Falo scrunched up her face. “Yes. Eventually, I was too exhausted to continue with our routine. Over time, the constant severing takes a gruesome toll. At one point I even considered destroying Hiraethel, and putting an end to it all—although Henry believes the Loom cannot be destroyed, and he may be right. At any rate, I did not try. Instead, we did something only mildly less desperate.”
“What did you do?”
“We set a trap. Hiraethel was our bait. We lured Kathra near, and there was a battle. We knew what was going to happen, of course. Or we knew some of it, anyway. Elizabeth had seen it through the Fel’Daera, and so we made a . . .” She paused, considering the box in Horace’s hands. “If you devise a plan only after the Fel’Daera reveals what you will do, can it rightly be called a plan?”
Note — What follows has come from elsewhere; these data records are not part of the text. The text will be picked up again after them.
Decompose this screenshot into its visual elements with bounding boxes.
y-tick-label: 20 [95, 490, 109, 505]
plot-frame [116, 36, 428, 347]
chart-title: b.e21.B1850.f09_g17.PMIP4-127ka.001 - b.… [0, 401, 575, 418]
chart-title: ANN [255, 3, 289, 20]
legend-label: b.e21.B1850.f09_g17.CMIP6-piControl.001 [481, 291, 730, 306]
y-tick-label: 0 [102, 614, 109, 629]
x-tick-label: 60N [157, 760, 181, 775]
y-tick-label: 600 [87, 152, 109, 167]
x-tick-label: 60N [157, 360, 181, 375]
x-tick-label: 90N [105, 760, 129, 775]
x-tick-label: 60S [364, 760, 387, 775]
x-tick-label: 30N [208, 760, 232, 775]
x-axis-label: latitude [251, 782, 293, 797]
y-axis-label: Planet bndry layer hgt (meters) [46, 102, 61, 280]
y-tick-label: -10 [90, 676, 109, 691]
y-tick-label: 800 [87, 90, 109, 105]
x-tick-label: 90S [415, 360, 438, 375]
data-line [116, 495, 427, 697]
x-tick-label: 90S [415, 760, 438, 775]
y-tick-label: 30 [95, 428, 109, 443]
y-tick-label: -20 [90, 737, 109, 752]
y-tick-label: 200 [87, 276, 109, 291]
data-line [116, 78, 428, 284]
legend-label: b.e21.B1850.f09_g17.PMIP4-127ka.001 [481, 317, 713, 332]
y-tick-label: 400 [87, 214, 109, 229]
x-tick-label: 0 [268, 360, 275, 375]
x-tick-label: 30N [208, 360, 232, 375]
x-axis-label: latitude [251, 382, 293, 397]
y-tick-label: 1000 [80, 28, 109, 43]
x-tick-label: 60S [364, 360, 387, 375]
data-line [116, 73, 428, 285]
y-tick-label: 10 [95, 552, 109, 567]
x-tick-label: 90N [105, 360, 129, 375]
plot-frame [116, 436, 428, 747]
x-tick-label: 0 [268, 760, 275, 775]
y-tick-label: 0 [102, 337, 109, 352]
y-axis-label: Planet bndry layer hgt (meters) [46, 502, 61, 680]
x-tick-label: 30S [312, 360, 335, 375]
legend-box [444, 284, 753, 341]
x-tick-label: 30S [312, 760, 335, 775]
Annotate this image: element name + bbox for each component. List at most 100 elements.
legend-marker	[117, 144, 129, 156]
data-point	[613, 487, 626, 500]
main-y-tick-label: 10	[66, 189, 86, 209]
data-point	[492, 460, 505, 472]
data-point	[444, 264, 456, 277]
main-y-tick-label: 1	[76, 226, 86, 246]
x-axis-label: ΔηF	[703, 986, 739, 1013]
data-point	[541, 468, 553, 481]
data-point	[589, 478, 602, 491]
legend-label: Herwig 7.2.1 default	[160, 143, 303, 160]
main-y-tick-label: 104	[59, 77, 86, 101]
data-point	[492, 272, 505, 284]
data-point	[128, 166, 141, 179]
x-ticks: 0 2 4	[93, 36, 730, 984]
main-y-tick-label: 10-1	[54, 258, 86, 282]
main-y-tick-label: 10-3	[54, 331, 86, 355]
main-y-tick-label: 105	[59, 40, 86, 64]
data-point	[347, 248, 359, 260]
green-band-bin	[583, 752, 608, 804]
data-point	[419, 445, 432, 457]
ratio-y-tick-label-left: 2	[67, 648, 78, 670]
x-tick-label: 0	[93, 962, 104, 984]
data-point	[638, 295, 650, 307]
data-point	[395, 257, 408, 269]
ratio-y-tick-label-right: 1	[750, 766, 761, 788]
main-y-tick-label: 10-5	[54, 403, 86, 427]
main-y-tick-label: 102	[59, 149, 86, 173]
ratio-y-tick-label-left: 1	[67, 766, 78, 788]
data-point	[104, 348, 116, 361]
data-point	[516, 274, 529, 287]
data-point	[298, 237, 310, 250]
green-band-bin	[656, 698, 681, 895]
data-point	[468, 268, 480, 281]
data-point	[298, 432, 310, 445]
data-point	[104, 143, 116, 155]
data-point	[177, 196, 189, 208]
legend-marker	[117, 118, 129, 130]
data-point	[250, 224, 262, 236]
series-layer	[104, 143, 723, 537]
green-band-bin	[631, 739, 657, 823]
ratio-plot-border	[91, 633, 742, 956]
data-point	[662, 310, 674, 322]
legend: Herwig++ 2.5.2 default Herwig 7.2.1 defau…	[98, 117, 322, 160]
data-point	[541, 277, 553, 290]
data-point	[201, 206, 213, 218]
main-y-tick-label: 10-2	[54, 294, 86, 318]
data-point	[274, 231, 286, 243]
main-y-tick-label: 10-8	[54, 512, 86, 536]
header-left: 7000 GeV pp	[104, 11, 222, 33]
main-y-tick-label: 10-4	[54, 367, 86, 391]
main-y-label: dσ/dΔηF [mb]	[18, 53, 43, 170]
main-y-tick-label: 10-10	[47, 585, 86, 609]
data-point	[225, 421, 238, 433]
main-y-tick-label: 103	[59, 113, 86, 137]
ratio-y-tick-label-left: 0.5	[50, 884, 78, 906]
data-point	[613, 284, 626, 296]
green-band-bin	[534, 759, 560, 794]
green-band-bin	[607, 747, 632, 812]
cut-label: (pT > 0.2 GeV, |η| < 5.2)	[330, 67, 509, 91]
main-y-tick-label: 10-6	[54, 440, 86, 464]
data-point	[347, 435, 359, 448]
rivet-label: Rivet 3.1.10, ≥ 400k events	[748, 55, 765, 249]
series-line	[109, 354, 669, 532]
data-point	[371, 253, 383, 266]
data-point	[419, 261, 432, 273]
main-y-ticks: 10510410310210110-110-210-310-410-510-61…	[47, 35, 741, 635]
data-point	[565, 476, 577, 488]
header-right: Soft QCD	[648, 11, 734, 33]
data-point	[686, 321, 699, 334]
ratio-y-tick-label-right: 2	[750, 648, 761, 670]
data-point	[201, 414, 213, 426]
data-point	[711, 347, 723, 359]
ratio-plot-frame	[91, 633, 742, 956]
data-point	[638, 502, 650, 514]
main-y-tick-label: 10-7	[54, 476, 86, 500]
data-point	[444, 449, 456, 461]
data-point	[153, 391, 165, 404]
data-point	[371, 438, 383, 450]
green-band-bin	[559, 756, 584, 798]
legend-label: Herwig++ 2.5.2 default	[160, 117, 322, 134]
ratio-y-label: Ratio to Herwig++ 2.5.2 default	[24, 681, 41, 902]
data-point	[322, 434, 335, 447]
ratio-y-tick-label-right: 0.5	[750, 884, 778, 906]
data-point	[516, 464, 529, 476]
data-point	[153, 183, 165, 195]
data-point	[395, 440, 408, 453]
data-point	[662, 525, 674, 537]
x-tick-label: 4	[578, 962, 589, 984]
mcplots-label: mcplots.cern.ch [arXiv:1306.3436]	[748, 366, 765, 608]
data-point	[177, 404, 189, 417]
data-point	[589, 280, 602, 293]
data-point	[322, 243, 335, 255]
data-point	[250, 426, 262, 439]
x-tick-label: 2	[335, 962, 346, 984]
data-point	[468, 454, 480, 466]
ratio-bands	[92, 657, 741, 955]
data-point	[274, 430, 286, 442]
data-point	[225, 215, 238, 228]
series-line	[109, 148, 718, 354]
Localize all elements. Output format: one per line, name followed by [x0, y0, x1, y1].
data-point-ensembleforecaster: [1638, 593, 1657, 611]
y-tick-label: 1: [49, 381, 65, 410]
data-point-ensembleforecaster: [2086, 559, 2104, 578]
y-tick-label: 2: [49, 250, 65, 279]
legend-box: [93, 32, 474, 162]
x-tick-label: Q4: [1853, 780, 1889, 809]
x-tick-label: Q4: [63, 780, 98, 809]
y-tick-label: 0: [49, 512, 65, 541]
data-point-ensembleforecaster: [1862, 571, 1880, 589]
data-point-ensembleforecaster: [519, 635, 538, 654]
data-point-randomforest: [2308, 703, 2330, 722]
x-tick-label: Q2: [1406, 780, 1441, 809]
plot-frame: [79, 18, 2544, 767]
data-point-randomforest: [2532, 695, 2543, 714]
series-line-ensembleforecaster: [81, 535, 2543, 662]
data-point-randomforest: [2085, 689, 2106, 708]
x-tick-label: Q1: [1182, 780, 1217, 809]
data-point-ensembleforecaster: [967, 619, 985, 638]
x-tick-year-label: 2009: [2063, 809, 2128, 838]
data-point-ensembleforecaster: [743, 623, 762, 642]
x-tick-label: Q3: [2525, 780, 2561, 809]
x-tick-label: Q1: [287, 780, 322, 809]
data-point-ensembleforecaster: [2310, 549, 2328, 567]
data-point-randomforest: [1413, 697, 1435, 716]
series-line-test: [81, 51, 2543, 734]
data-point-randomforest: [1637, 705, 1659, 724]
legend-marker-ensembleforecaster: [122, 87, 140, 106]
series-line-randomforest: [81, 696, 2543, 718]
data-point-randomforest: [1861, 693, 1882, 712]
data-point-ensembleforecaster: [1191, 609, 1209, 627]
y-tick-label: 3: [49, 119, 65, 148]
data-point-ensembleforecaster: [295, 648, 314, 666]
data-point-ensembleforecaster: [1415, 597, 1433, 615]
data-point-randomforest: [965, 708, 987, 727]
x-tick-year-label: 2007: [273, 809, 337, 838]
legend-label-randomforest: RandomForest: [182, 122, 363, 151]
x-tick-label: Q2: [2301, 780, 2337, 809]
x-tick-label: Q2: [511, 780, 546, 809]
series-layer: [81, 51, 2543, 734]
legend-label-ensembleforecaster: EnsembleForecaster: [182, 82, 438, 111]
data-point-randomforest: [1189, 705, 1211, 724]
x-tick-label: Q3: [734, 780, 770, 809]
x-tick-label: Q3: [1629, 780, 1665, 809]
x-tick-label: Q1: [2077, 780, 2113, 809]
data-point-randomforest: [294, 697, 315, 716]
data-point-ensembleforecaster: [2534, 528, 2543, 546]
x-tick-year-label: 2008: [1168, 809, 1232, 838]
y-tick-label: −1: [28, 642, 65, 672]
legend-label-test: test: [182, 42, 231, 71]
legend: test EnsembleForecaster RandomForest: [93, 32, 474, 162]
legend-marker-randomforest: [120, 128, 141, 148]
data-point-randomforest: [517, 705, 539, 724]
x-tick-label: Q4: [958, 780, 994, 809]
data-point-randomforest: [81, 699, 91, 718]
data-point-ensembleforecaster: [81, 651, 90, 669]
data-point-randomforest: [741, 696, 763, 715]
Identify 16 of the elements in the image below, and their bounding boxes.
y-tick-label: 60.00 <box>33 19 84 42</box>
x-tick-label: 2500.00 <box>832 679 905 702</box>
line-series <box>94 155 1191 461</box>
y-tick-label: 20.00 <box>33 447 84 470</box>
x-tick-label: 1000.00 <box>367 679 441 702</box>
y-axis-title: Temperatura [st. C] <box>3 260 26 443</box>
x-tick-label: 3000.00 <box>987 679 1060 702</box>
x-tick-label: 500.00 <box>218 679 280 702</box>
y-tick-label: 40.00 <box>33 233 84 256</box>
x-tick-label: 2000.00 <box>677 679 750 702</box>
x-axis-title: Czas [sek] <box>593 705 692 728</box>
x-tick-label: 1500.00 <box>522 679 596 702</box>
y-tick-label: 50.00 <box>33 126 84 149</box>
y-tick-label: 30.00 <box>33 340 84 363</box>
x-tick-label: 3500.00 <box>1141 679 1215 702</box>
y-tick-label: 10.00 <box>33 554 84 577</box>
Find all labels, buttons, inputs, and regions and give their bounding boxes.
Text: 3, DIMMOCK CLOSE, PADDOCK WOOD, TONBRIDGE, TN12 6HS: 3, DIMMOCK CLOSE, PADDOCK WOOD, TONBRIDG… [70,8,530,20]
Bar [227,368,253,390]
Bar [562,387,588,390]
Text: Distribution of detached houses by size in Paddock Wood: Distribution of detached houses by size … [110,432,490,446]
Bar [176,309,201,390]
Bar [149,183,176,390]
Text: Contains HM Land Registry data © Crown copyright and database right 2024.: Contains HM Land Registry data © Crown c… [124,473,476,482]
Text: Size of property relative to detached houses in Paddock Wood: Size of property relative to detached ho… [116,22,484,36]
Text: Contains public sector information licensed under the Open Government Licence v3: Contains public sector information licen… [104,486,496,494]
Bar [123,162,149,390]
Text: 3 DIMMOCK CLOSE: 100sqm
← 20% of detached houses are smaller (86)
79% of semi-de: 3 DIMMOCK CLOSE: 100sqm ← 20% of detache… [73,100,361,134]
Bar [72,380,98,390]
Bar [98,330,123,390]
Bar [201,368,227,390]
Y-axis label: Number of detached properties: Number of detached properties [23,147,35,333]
“Are you asking me?” Horace said, surprised. After all, she was the Maker here.
“I ask no one. I am merely offering a question that has no answer. Through the Fel’Daera, Elizabeth saw what we would do. And so we did. Kathra came near, in the thick of the battle. The Keeper of the Laithe had opened a portal, into a particular location chosen in advance. Kathra stumbled through the open portal . . . stumbled? Fell? Pushed?” She shrugged. “And then we closed the Laithe behind him.”